While the patient sleeps, respiratory therapists analyze all the data in real time. They look at the child’s sleep state, desaturation levels, respiratory patterns, carbon dioxide differences, and muscle activities. “We evaluate and analyze all of these channels every 30 seconds and then we come back the following day to look at the data more closely and score,” explains Sylvia. Scoring is a quantitative analysis of the data to help evaluate the severity of the sleep disorder. A nine hour recording contains over a thousand segments of data and all of it needs to be scored. This can take up to four hours of analysis per patient.
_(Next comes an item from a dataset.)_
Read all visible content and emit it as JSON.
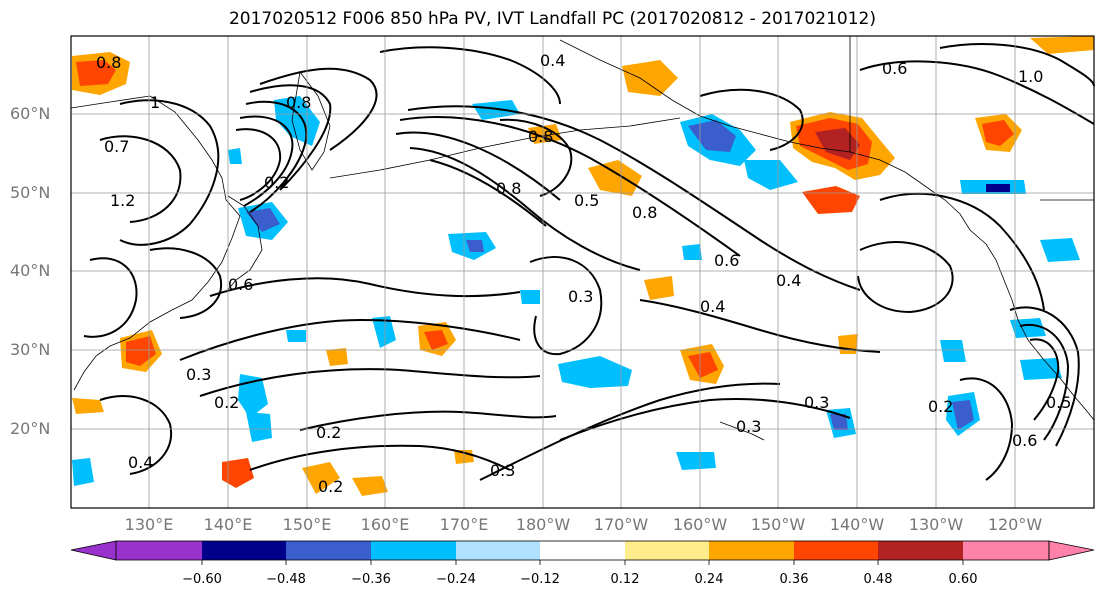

Once the respiratory therapist scores the study, the sleep medicine doctor then interprets the polysomnography and provides a diagnosis and recommendations. “Infant scoring is different than pediatric scoring and sometimes more difficult to interpret,” says Sylvia. “The various sleep stages are very different in newborns compared to older children.”
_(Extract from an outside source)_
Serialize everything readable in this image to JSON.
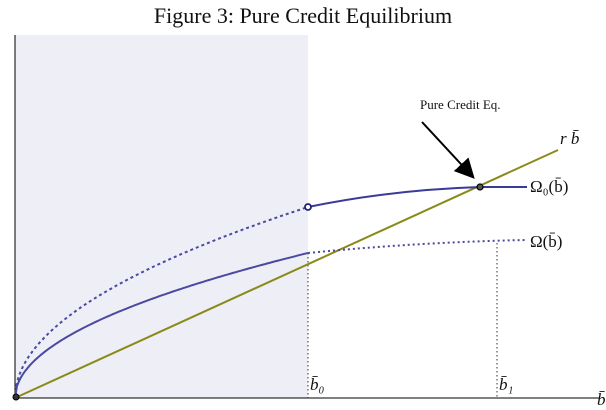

Sylvia says that respiratory therapists who work in the Sleep Lab develop a unique skill for setting up the patients so that they feel comfortable enough to actually fall asleep. “We put on the sensors while the child is awake, but it can be very difficult in certain situations, especially with younger patients who require more attention,” she says. Some patients come in with existing equipment, like continuous positive airway pressure (CPAP) machines, and the settings of these machines have to be fine-tuned by the respiratory therapist during the night. “We have to be great multi-taskers and technically-savvy,” says Sylvia, who in addition to her Respiratory Therapy degree also acquired extra certification as a Registered Polysomnography Technician. “It’s definitely something you learn on the job and become very good at. We always have one eye on the patient and one eye on the data.” And if the patient is struggling too much to breathe or requires immediate treatment, the physician on-call and the respiratory therapist will arrange for the patient to be sent to the Emergency department or admitted to the hospital for further observation and treatment.
“Watching a child struggle to breathe while sleeping is a difficult thing to witness,” she says. “Sleep has such an effect on a person’s quality of life and behaviour and it’s so rewarding when a patient’s sleep disorder is resolved and they can finally have a good night rest. It really changes their entire life.”